China Inflation: Disinflationary Pressure Builds

China’s price pressures continued to soften with CPI inflation slowing by more than expected and PPI moving into disinflation. This is reflective of the still soft macro environment as a number of headwinds continued to challenge the growth recovery.

CPI inflation fell to 2.1% y-o-y, a larger-than-expected drop, driven by lower fuel prices, still weak consumption activity, and a higher base. COVID-19 uncertainty remains at the forefront of households’ minds with consumer confidence still weak. Sporadic lockdowns or restrictions have also kept services consumption more muted, which has been reflected in the low core inflation figure, rising by only 0.6% y-o-y in October. While the regional bank expects the consumption recovery to continue, the pace may remain muted this year in light of remaining adherence to relatively strict COVID-19 containment measures. However, a gradual relaxation in such policies should pick up next year, helping to spur a stronger consumer recovery.

While most consumer prices saw only tepid sequential growth or even disinflation, there was a notable increase pork prices which increased by 9.4% m-o-m or 51.8% y-o-y. While the pork cycle may continue to face some upward pressure in the coming months (there is a typical three-quarter lag for low reproductive sow supply to push up prices), the government has released frozen pork reserves and guided pork suppliers against predatory pricing to help ease the pressure (NDRC, 20 Oct 2022). Oil prices rose m-o-m in October, following OPEC+ announcement on supply cuts. China’s fuel prices went in the opposite direction and registered mild drop m-o-m. This is because NDRC only adjusted up retail gasoline and diesel prices once in October towards the month-end (NDRC, 24 Oct 2022), and also in a smaller step than the September downward adjustment (NDRC, 21 Sep 2022).

PPI inflation declined by 1.3% y-o-y, generally in line with expectations says HSBC. This it said was the first time that PPI entered in the negative territory since January 2021, and was primarily driven by the high base (13.5% y-o-y in October 2021). On a sequential basis, PPI inflation edged up by 0.1% after four months of consecutive declines. The details suggest that the underlying price momentum is mixed. Oil-related sectors continued to see a sequential price decline on the back of a drop in global energy prices. Domestic price of oil and natural gas extraction was down by 2.2% m-o-m, while the price of petroleum, coal, and other fuel processing was down by 0.6% m-o-m.
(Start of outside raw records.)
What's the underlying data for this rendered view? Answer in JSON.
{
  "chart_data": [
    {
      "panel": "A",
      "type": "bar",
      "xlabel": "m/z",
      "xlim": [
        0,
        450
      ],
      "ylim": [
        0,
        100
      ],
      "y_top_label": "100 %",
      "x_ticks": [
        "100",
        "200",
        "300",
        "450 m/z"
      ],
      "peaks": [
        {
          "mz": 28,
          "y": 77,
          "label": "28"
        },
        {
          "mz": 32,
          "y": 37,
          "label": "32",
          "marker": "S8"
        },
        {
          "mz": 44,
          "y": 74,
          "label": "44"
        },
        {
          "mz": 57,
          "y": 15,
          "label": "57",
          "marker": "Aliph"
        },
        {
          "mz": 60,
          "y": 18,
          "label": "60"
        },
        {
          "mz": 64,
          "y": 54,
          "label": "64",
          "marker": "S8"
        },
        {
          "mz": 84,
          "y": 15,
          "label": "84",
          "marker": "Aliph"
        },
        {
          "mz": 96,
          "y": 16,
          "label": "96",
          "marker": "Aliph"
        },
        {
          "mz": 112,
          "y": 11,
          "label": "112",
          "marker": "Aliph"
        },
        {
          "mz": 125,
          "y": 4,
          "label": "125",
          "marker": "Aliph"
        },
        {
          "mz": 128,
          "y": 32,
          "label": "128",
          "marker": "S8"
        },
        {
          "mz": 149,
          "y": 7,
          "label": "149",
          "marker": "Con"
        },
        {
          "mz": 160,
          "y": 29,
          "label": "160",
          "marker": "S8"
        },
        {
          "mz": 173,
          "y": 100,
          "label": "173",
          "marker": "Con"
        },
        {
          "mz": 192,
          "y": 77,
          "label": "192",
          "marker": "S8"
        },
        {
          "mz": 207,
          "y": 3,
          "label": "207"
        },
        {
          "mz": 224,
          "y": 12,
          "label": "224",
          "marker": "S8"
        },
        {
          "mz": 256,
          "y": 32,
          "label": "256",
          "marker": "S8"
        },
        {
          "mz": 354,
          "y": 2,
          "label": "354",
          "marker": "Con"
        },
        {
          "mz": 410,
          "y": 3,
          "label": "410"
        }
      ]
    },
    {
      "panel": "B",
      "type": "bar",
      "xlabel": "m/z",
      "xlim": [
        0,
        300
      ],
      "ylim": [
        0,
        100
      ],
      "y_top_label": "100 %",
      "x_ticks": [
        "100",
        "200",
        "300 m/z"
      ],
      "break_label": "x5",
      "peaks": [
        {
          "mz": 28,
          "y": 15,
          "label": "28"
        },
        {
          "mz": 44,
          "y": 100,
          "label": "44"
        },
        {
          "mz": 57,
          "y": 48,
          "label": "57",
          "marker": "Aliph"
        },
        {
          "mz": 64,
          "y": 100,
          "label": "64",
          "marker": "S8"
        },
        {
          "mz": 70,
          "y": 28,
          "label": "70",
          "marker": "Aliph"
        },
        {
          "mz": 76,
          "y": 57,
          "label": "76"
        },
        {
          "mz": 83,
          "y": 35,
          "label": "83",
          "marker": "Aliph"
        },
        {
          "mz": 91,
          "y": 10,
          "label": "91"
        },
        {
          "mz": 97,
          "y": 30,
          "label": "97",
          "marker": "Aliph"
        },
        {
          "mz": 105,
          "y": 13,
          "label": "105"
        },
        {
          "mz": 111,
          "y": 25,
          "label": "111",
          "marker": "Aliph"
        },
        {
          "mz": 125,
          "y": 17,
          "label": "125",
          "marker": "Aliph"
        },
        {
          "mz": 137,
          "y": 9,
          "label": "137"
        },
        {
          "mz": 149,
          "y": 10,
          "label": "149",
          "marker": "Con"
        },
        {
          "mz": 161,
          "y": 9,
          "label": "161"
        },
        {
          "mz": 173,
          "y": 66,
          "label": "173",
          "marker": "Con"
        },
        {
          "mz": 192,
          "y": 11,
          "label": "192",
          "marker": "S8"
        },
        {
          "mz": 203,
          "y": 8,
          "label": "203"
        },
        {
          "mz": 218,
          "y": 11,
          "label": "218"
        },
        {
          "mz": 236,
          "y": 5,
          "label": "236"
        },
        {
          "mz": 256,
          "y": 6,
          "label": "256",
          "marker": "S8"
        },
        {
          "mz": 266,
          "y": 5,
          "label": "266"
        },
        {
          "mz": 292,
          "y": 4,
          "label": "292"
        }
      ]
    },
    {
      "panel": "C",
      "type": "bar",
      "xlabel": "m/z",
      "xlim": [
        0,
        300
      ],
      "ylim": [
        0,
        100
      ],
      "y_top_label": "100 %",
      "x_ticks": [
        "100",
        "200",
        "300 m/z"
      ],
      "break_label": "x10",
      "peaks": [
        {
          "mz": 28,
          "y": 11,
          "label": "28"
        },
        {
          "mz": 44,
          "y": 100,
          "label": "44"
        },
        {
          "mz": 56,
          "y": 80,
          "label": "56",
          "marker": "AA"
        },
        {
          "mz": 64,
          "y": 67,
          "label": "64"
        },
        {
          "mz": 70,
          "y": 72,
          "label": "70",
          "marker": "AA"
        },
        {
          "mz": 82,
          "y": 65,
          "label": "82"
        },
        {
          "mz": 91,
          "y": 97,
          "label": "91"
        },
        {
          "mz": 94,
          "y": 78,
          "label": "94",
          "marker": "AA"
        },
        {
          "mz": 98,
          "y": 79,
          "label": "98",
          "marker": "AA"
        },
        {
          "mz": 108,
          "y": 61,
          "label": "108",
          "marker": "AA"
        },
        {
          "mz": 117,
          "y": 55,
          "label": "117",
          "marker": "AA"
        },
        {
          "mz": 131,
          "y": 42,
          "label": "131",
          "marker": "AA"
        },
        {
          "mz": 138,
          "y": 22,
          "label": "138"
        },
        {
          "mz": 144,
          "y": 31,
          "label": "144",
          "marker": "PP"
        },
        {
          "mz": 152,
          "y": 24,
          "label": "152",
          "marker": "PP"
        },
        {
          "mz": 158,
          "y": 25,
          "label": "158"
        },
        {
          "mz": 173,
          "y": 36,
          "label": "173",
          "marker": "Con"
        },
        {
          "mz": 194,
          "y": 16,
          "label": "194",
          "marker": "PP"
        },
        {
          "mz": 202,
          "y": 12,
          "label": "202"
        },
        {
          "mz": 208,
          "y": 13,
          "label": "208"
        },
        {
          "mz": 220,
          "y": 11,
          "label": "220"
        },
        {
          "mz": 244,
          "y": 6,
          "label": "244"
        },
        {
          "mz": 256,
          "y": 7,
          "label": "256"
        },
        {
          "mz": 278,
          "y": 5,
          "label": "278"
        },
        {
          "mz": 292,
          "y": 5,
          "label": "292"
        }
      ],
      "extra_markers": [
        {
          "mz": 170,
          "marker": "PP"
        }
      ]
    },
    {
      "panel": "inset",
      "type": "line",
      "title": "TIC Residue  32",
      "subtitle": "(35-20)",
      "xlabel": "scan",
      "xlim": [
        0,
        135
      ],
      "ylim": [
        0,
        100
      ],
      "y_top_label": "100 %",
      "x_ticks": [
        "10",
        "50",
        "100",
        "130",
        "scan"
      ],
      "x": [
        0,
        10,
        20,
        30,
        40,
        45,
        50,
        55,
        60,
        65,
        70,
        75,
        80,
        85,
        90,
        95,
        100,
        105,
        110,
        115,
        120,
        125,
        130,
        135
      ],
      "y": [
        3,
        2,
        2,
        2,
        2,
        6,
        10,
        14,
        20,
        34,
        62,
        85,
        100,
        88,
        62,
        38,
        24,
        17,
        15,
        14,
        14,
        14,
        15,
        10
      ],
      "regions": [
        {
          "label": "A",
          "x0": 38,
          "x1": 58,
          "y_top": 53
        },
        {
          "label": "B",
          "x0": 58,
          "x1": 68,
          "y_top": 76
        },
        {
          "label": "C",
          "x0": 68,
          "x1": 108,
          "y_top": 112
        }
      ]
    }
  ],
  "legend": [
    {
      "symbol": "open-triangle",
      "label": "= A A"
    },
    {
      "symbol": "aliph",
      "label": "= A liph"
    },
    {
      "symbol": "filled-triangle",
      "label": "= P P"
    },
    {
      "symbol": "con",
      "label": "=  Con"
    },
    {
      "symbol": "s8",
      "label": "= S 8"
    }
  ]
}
On the other hand, demand seemed to pick up moderately for coal mining (+3.0% m-o-m) as well as for non-metallic mineral products (+0.6% m-o-m) such as cement, reflecting the winter demand and still strong infrastructure investment activity. It is worth noting that the producer price of consumer goods rose by 0.5% m-o-m, picking up the pace from the prior month by 0.4ppt, suggesting that the price pressure that has been largely concentrated in the upstream industries is gradually feeding through to the downstream. This may help alleviate some pressure for manufacturers that have been bearing elevated input costs but have found it hard to pass these on to consumers.

With ongoing headwinds from COVID-19 and property sector weakness, China is facing more disinflationary risk than inflation. The government is likely to roll out more policy support to help steady the recovery. Recently, the National Association of Financial Market Institutional Investors, the interbank self-regulatory body, expanded its financial support program designed to support bond issuance by POEs, including for property developers. Notably, the PBOC will provide funding via its re-lending scheme with an initial quota of RMB250bn, and indicated that if needed, the quota can be further increased and rolled over.

This has marked an important change from prioritising funding stalled housing projects to funding entities in financial distress. This could bode well for lifting market sentiment around the property market given the funding pressures and default risk faced by developers this year. On the whole, HSBC expects the government will continue to roll out further supportive measures from both the fiscal and monetary sides to help engineer a GDP growth recovery to over 5% in 2023.